Data Organisasi Kesehatan Dunia menyebutkan Subvarian XBB dilaporkan sudah ada di 26 negara.

JAKARTA - Satuan Tugas (Satgas) Covid-19 Pengurus Besar Ikatan Dokter Indonesia (PB IDI) menyampaikan peringatan dini atas ancaman subvarian Omicron XBB dan XBC di Indonesia. Masyarakat harus hati-hari karena risiko menderita Covid-19 dengan subvarian XBB ini lebih tinggi.

"Jadi yang diserang justru orang yang tidak pernah kena Covid-19," kata Ketua Satgas Covid-19 PB IDI, Erlina Burhan, dalam Media Briefing terkait update kasus Covid-19 yang diikuti dalam jaringan zoom di Jakarta, Kamis (3/11).

Seperti dikutip dari Antara, Erlina mengatakan XBB kali pertama ditemukan di India pada Agustus 2022 dan XBC di Inggris merupakan varian keturunan dari mutasi Delta serta Omicron BA.2 dan BA.2.75 imbas dari sirkulasi virus di tengah masyarakat yang tak mampu ditanggulangi.

"Contohnya Omicron pada November 2021. Di beberapa negara tidak bisa diturunkan sirkulasinya, maka terjadilah mutasi baru yang dikenal XBB dan yang baru lagi XBC," kata Erlina.

Data Organisasi Kesehatan Dunia (WHO) menyebutkan sejak 17 Oktober 2022, XBB sudah dilaporkan ada di 26 negara, seperti Australia, Bangladesh, Denmark, India, Jepang, dan Amerika Serikat.

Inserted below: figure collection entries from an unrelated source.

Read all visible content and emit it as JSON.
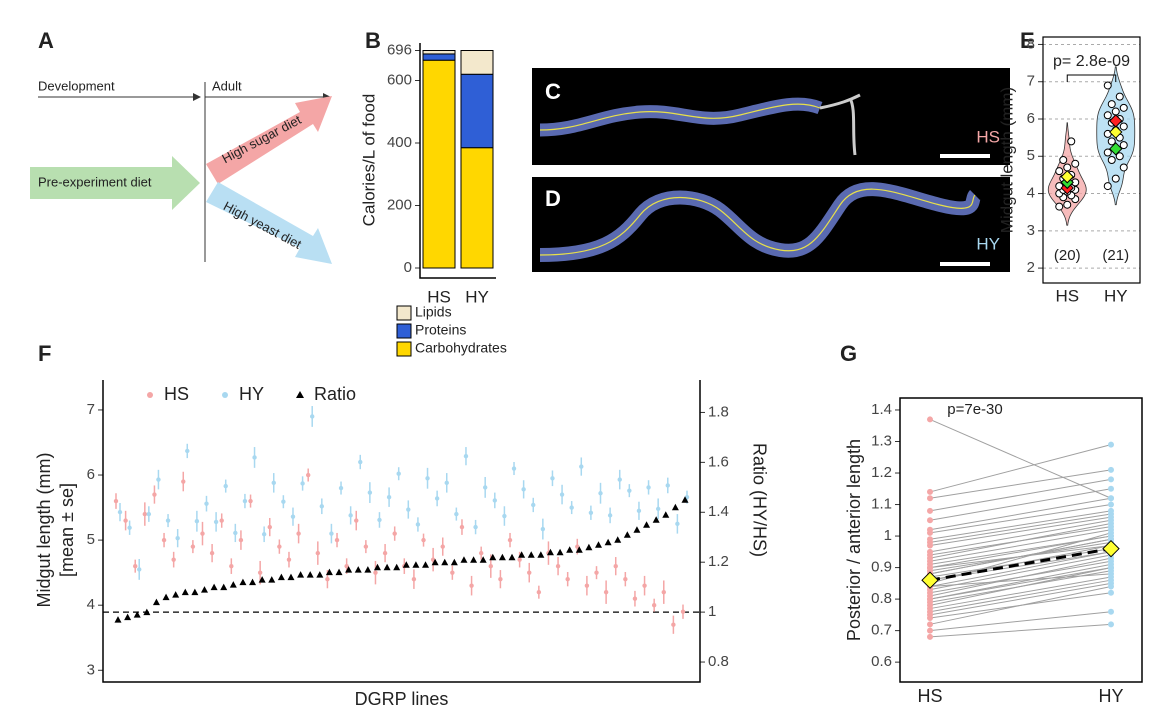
{
  "figure": {
    "panel_a": {
      "label": "A",
      "development": "Development",
      "adult": "Adult",
      "pre": "Pre-experiment diet",
      "sugar": "High sugar diet",
      "yeast": "High yeast diet"
    },
    "panel_c": {
      "label": "C",
      "diet": "HS"
    },
    "panel_d": {
      "label": "D",
      "diet": "HY"
    }
  },
  "chart_data": [
    {
      "type": "bar",
      "panel": "B",
      "ylabel": "Calories/L of food",
      "stacked": true,
      "categories": [
        "HS",
        "HY"
      ],
      "series": [
        {
          "name": "Carbohydrates",
          "color": "#ffd700",
          "values": [
            665,
            385
          ]
        },
        {
          "name": "Proteins",
          "color": "#2f5fd6",
          "values": [
            20,
            235
          ]
        },
        {
          "name": "Lipids",
          "color": "#f3e8cc",
          "values": [
            11,
            76
          ]
        }
      ],
      "ylim": [
        -32,
        720
      ],
      "yticks": [
        0,
        200,
        400,
        600,
        696
      ]
    },
    {
      "type": "violin",
      "panel": "E",
      "ylabel": "Midgut length (mm)",
      "annotation": "p= 2.8e-09",
      "categories": [
        "HS",
        "HY"
      ],
      "n_labels": [
        "(20)",
        "(21)"
      ],
      "groups": [
        {
          "color": "#f4a6a6",
          "values": [
            3.65,
            3.7,
            3.85,
            3.9,
            3.95,
            4.0,
            4.05,
            4.1,
            4.1,
            4.15,
            4.2,
            4.25,
            4.3,
            4.4,
            4.5,
            4.6,
            4.7,
            4.8,
            4.9,
            5.4
          ]
        },
        {
          "color": "#a8d8f0",
          "values": [
            4.2,
            4.4,
            4.7,
            4.9,
            5.0,
            5.1,
            5.2,
            5.3,
            5.4,
            5.5,
            5.6,
            5.7,
            5.8,
            5.9,
            6.0,
            6.1,
            6.2,
            6.3,
            6.4,
            6.6,
            6.9
          ]
        }
      ],
      "markers": [
        {
          "group": 0,
          "color": "#ff2020",
          "value": 4.15
        },
        {
          "group": 0,
          "color": "#33dd33",
          "value": 4.3
        },
        {
          "group": 0,
          "color": "#ffff33",
          "value": 4.45
        },
        {
          "group": 1,
          "color": "#33dd33",
          "value": 5.2
        },
        {
          "group": 1,
          "color": "#ffff33",
          "value": 5.65
        },
        {
          "group": 1,
          "color": "#ff2020",
          "value": 5.95
        }
      ],
      "ylim": [
        1.6,
        8.2
      ],
      "yticks": [
        2,
        3,
        4,
        5,
        6,
        7,
        8
      ],
      "grid": true
    },
    {
      "type": "errorbar",
      "panel": "F",
      "xlabel": "DGRP lines",
      "ylabel": "Midgut length (mm)",
      "ylabel2": "[mean ± se]",
      "y2label": "Ratio (HY/HS)",
      "series": [
        {
          "name": "HS",
          "color": "#f4a6a6",
          "values": [
            5.6,
            5.3,
            4.6,
            5.4,
            5.7,
            5.0,
            4.7,
            5.9,
            4.9,
            5.1,
            4.8,
            5.3,
            4.6,
            5.0,
            5.6,
            4.5,
            5.2,
            4.9,
            4.7,
            5.1,
            6.0,
            4.8,
            4.4,
            5.0,
            4.6,
            5.3,
            4.9,
            4.5,
            4.8,
            5.1,
            4.6,
            4.4,
            5.0,
            4.7,
            4.9,
            4.5,
            5.2,
            4.3,
            4.8,
            4.6,
            4.4,
            5.0,
            4.7,
            4.5,
            4.2,
            4.8,
            4.6,
            4.4,
            4.9,
            4.3,
            4.5,
            4.2,
            4.6,
            4.4,
            4.1,
            4.3,
            4.0,
            4.2,
            3.7,
            3.9
          ],
          "errors": [
            0.12,
            0.15,
            0.1,
            0.18,
            0.14,
            0.11,
            0.12,
            0.15,
            0.1,
            0.18,
            0.14,
            0.11,
            0.12,
            0.15,
            0.1,
            0.18,
            0.14,
            0.11,
            0.12,
            0.15,
            0.1,
            0.18,
            0.14,
            0.11,
            0.12,
            0.15,
            0.1,
            0.18,
            0.14,
            0.11,
            0.12,
            0.15,
            0.1,
            0.18,
            0.14,
            0.11,
            0.12,
            0.15,
            0.1,
            0.18,
            0.14,
            0.11,
            0.12,
            0.15,
            0.1,
            0.18,
            0.14,
            0.11,
            0.12,
            0.15,
            0.1,
            0.18,
            0.14,
            0.11,
            0.12,
            0.15,
            0.1,
            0.18,
            0.14,
            0.11
          ]
        },
        {
          "name": "HY",
          "color": "#a8d8f0",
          "values": [
            5.43,
            5.19,
            4.55,
            5.4,
            5.93,
            5.3,
            5.03,
            6.37,
            5.29,
            5.56,
            5.28,
            5.83,
            5.11,
            5.6,
            6.27,
            5.09,
            5.88,
            5.59,
            5.36,
            5.87,
            6.9,
            5.52,
            5.1,
            5.8,
            5.38,
            6.2,
            5.73,
            5.31,
            5.66,
            6.02,
            5.47,
            5.24,
            5.95,
            5.64,
            5.88,
            5.4,
            6.29,
            5.2,
            5.81,
            5.61,
            5.37,
            6.1,
            5.78,
            5.54,
            5.17,
            5.95,
            5.7,
            5.5,
            6.13,
            5.42,
            5.72,
            5.38,
            5.93,
            5.76,
            5.45,
            5.81,
            5.48,
            5.84,
            5.25,
            5.66
          ],
          "errors": [
            0.14,
            0.11,
            0.16,
            0.12,
            0.15,
            0.1,
            0.14,
            0.11,
            0.16,
            0.12,
            0.15,
            0.1,
            0.14,
            0.11,
            0.16,
            0.12,
            0.15,
            0.1,
            0.14,
            0.11,
            0.16,
            0.12,
            0.15,
            0.1,
            0.14,
            0.11,
            0.16,
            0.12,
            0.15,
            0.1,
            0.14,
            0.11,
            0.16,
            0.12,
            0.15,
            0.1,
            0.14,
            0.11,
            0.16,
            0.12,
            0.15,
            0.1,
            0.14,
            0.11,
            0.16,
            0.12,
            0.15,
            0.1,
            0.14,
            0.11,
            0.16,
            0.12,
            0.15,
            0.1,
            0.14,
            0.11,
            0.16,
            0.12,
            0.15,
            0.1
          ]
        },
        {
          "name": "Ratio",
          "color": "#000000",
          "axis": "y2",
          "values": [
            0.97,
            0.98,
            0.99,
            1.0,
            1.04,
            1.06,
            1.07,
            1.08,
            1.08,
            1.09,
            1.1,
            1.1,
            1.11,
            1.12,
            1.12,
            1.13,
            1.13,
            1.14,
            1.14,
            1.15,
            1.15,
            1.15,
            1.16,
            1.16,
            1.17,
            1.17,
            1.17,
            1.18,
            1.18,
            1.18,
            1.19,
            1.19,
            1.19,
            1.2,
            1.2,
            1.2,
            1.21,
            1.21,
            1.21,
            1.22,
            1.22,
            1.22,
            1.23,
            1.23,
            1.23,
            1.24,
            1.24,
            1.25,
            1.25,
            1.26,
            1.27,
            1.28,
            1.29,
            1.31,
            1.33,
            1.35,
            1.37,
            1.39,
            1.42,
            1.45
          ]
        }
      ],
      "reference_line": {
        "axis": "y2",
        "value": 1.0
      },
      "ylim": [
        2.82,
        7.46
      ],
      "yticks": [
        3,
        4,
        5,
        6,
        7
      ],
      "y2lim": [
        0.72,
        1.93
      ],
      "y2ticks": [
        0.8,
        1.0,
        1.2,
        1.4,
        1.6,
        1.8
      ]
    },
    {
      "type": "paired",
      "panel": "G",
      "ylabel": "Posterior / anterior length",
      "annotation": "p=7e-30",
      "categories": [
        "HS",
        "HY"
      ],
      "line_color": "#a0a0a0",
      "groups": [
        {
          "color": "#f4a6a6",
          "values": [
            0.86,
            0.92,
            0.78,
            1.01,
            0.84,
            0.95,
            0.72,
            0.88,
            1.05,
            0.81,
            0.9,
            0.76,
            0.99,
            0.85,
            1.12,
            0.8,
            0.93,
            0.87,
            0.7,
            1.37,
            0.83,
            0.97,
            0.79,
            0.91,
            1.14,
            0.74,
            0.89,
            0.82,
            1.02,
            0.68,
            0.86,
            0.94,
            0.77,
            1.08,
            0.84,
            0.9,
            0.75,
            0.98,
            0.88,
            0.8
          ]
        },
        {
          "color": "#a8d8f0",
          "values": [
            0.95,
            1.02,
            0.9,
            1.1,
            0.88,
            1.05,
            0.84,
            0.99,
            1.15,
            0.93,
            0.97,
            0.86,
            1.08,
            1.01,
            1.21,
            0.91,
            1.04,
            0.96,
            0.76,
            1.12,
            0.94,
            1.06,
            0.89,
            1.0,
            1.29,
            0.82,
            0.98,
            0.92,
            1.12,
            0.72,
            0.97,
            1.03,
            0.87,
            1.18,
            0.95,
            1.0,
            0.85,
            1.07,
            0.99,
            0.9
          ]
        }
      ],
      "mean_values": [
        0.86,
        0.96
      ],
      "mean_color": "#ffff33",
      "ylim": [
        0.537,
        1.438
      ],
      "yticks": [
        0.6,
        0.7,
        0.8,
        0.9,
        1.0,
        1.1,
        1.2,
        1.3,
        1.4
      ]
    }
  ]
}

Menurut observasi dari negara yang sudah terdapat XBB, penularan XBB dianggap sama dengan varian lain yang ada. XBB merupakan subvarian yang predominan di Singapura mencapai hingga 54 persen kasus pada pekan kedua Oktober 2022, sementara pada pekan sebelumnya hanya 22 persen.

Negara yang sudah melaporkan adanya XBC adalah Inggris. Selain itu juga di Filipina mencapai 193 kasus subvarian XBC. "Begitu cepat penularannya," kata dia.

"Varian ini sedang menyebar di negara tetangga Indonesia, yakni Filipina. Kita tahu waktu XBB menyebar di Singapura pada Maret 2022 dan warga Indonesia banyak bepergian ke Singapura, maka pada awal Oktober ditemukan kasus XBB di Indonesia," kata Erlina.

Kemiripan Gejala

Hingga saat ini, menurut Erlina, gejala XBB dan XBC mirip gejala Covid-19 secara umum, seperti demam, batuk, lemas, sesak, nyeri kepala, nyeri tenggorokan, pilek, mual, muntah, dan diare.

"Meskipun belum ada laporan bukti ilmiah resmi, mengingat XBC merupakan kombinasi varian Delta, gejala anosmia dan ageusia yang merupakan gejala khas varian Delta mungkin dapat terjadi," katanya.

Erlina, yang juga seorang dokter spesialis penyakit paru-paru di RSUP Persahabatan Jakarta Timur, mengatakan upaya pencegahan mutasi virus korona hanya bisa dilakukan dengan cara mencegah penularan pada manusia.

"Upaya itu bisa dilakukan dengan menyegerakan diri mengakses layanan vaksinasi dosis penguat atau booster serta patuh pada protokol kesehatan memakai masker, mencuci tangan, dan menjaga jarak (3M)," katanya.

Secara khusus Erlina meminta masyarakat untuk segera mengakses perlindungan vaksinasi dosis ketiga atau penguat di tengah peningkatan angka kasus konfirmasi dan kematian terkait Covid-19 dalam dua pekan terakhir di Indonesia.

"Situasi kasus Covid-19 agak fluktuatif, sebelumnya kami menganggap situasi sudah sangat terkendali, tetapi peningkatan angka ini patut diwaspadai," kata Erlina.

Dia mengatakan angka konfirmasi Covid-19 sebelumnya berada pada situasi yang stabil sekitar 2.000-an kasus, tetapi pada pekan lalu naik menjadi 3.000-an kasus. Laporan yang mengejutkan terjadi pada 31 Oktober ke 1 November 2022 saat angka konfirmasi melonjak hampir dua kali lipat dari sebelumnya, berkisar 4.707 kasus.